Menu Close

Holding

A few years ago I wrote a blogpost called ‘Leaning’, a reponse to a particularly nasty hospital admission for pneumonia. In that post I explored how I’d come to the edge of myself, how the pain had ruled my days and my nights, and all I could do was lean into God – and I found God there, in the depths.

These last few weeks I’ve had to do some leaning, too, but there’s also been a great deal of holding. This hospital admission hasn’t been anything like as acute as that one, but it’s been painful and emotionally draining, because it came at a time when I should have been celebrating something. I don’t want to use this space to indulge in pity, but there’s a bit of me left sitting tearfully on a bed while the world carries on, while the launch party for my book Catching Contentment carries on without me, while publication day comes and goes without me being present at places I so wanted to be present.

Yet I was held. I was marvellously held. A friend reminded me of the passage from Exodus 17 where Moses stood on a hill holding his arms up, in order to win a battle. When he grew too tired, they brought him a stone to sit on and then stood next to him and held his arms up for him, holding him steady until the work was done.
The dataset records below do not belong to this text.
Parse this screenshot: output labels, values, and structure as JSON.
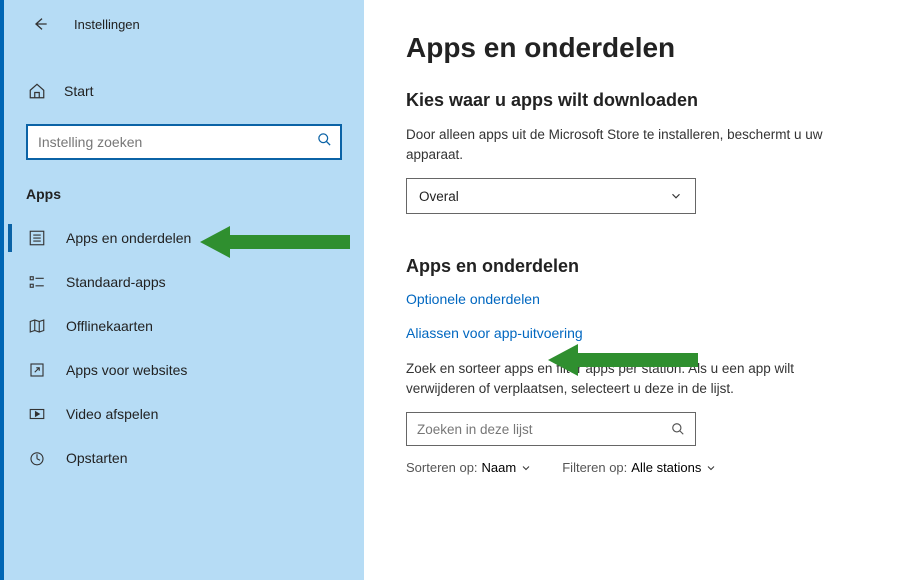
{
  "header": {
    "title": "Instellingen"
  },
  "sidebar": {
    "home_label": "Start",
    "search_placeholder": "Instelling zoeken",
    "category_label": "Apps",
    "items": [
      {
        "label": "Apps en onderdelen"
      },
      {
        "label": "Standaard-apps"
      },
      {
        "label": "Offlinekaarten"
      },
      {
        "label": "Apps voor websites"
      },
      {
        "label": "Video afspelen"
      },
      {
        "label": "Opstarten"
      }
    ]
  },
  "main": {
    "title": "Apps en onderdelen",
    "section1": {
      "heading": "Kies waar u apps wilt downloaden",
      "body": "Door alleen apps uit de Microsoft Store te installeren, beschermt u uw apparaat.",
      "dropdown_value": "Overal"
    },
    "section2": {
      "heading": "Apps en onderdelen",
      "link1": "Optionele onderdelen",
      "link2": "Aliassen voor app-uitvoering",
      "body": "Zoek en sorteer apps en filter apps per station. Als u een app wilt verwijderen of verplaatsen, selecteert u deze in de lijst.",
      "search_placeholder": "Zoeken in deze lijst",
      "sort_label": "Sorteren op:",
      "sort_value": "Naam",
      "filter_label": "Filteren op:",
      "filter_value": "Alle stations"
    }
  }
}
The last couple of weeks have felt a little like that for me: I was too tired of holding my arms up. I needed to sit down and let someone else carry it a while, and so many of you were there next to me, helping me sit, holding my arms. On publication day, so many of you shared and reviewed and blogged and talked about the book, or held me up by messages and visits and cards and gifts, and videos of the events I missed. You knew that I was hurting, that my body was bent over, that I could no longer lift myself. You knew I was weeping, heavy with disappointment, weighed down with sadness. And you held me. The love and care I’ve received through this difficult time has been incredible, and I am so very grateful.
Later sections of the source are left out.